Southwestern Investment Co. v. Hockley County Seed & Delinting, Inc.

516 S.W.2d 136 (1974)

SOUTHWESTERN INVESTMENT COMPANY, Petitioner,
v.
HOCKLEY COUNTY SEED AND DELINTING, INC., et al., Respondents.

No. B-4810.

Supreme Court of Texas.

November 20, 1974. Rehearing Denied December 18, 1974.

*137 Clayton & Stubblefield, Cleo G. Clayton and Wesley G. Clayton, Amarillo, for petitioner.

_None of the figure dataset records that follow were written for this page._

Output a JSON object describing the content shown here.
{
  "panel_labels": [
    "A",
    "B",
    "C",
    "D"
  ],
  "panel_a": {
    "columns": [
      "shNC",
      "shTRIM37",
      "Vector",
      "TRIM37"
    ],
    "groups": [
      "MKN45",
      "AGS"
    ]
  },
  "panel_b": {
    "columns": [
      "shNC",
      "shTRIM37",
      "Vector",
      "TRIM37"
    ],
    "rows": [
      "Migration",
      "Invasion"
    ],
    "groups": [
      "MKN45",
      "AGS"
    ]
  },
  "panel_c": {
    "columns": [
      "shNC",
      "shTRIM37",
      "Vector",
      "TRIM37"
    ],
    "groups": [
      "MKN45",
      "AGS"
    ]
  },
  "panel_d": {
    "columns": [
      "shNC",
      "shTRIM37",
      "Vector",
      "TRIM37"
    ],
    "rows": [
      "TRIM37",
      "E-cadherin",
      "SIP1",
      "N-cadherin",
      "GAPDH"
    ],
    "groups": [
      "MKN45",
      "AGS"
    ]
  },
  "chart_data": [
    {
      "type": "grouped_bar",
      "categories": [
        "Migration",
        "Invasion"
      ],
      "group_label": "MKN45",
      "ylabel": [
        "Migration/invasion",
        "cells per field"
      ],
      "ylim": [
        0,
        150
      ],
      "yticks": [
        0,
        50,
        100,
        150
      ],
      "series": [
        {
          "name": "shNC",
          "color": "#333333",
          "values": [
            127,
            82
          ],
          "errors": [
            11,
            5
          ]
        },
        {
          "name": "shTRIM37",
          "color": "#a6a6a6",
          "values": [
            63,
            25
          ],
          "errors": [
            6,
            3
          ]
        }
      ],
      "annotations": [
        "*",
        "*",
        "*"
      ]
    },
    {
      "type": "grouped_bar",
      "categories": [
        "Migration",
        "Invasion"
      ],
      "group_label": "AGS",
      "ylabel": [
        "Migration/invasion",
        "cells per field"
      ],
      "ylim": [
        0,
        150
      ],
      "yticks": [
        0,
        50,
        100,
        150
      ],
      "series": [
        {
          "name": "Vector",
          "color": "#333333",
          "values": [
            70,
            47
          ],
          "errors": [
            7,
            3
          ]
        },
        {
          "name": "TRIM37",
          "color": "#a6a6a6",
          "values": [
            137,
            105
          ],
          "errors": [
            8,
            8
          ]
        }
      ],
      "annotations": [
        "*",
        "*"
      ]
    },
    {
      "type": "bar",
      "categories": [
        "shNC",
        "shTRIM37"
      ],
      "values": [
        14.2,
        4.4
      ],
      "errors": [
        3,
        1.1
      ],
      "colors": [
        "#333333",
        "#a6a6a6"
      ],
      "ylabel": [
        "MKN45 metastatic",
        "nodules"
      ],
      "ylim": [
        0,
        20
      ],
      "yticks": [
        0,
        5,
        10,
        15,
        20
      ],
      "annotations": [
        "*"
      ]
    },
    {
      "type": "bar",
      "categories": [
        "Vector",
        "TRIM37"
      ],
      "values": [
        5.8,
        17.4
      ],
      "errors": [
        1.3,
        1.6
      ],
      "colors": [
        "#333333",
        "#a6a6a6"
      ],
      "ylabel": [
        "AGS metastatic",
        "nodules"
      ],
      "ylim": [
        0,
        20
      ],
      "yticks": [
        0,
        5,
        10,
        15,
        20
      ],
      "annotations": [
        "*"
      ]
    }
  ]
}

Walters & Associates, Reid A. Rector, Lubbock, for respondents.

PER CURIAM.

The court of civil appeals has held that the lender is subject to statutory penalties for usury under Article 5073, Vernon's Ann.Tex.Civ.Stat., in a situation where the loan contract was usurious on its face and interest in excess of the legal limits was actually paid thereunder. 511 S.W.2d 724. The lender, upon being faced with an action for usury, reduced the final payment to a sum that resulted in bringing the amount of interest paid over the entire term of the loan within permissible limits. We are in agreement with the holding of the court of civil appeals, for to hold otherwise would allow the lender to circumvent the usury statutes. This is not to say that a contract cannot be purged of usury by a compromise and settlement whereby the old obligation is abandoned and a new and valid one given instead. See Commerce Trust Co. v. Ramp, 135 Tex. 84, 138 S.W.2d 531 (1940).

In the course of its opinion, the court of civil appeals held that a loan contract is regarded as usurious if during the first year, or first few years, it requires the payment of interest at greater than the legal rate, even though the interest calculated over the entire period of the loan does not exceed the statutory limit. The effect of such a holding is to label as usurious any loan in which the stated interest rate plus any discount, fees, points, or other front-end charges that are judicially determined to be interest exceed the lawful rate for the first year even though spreading the front-end charges over the term of the loan results in an overall interest rate below the legal limit. No question as to the spreading of front-end charges over the life of a loan is presented by the facts in this case, and our action on the application for writ of error is not to be interpreted as an expression of opinion on that question.

The application for writ of error is accordingly refused, no reversible error.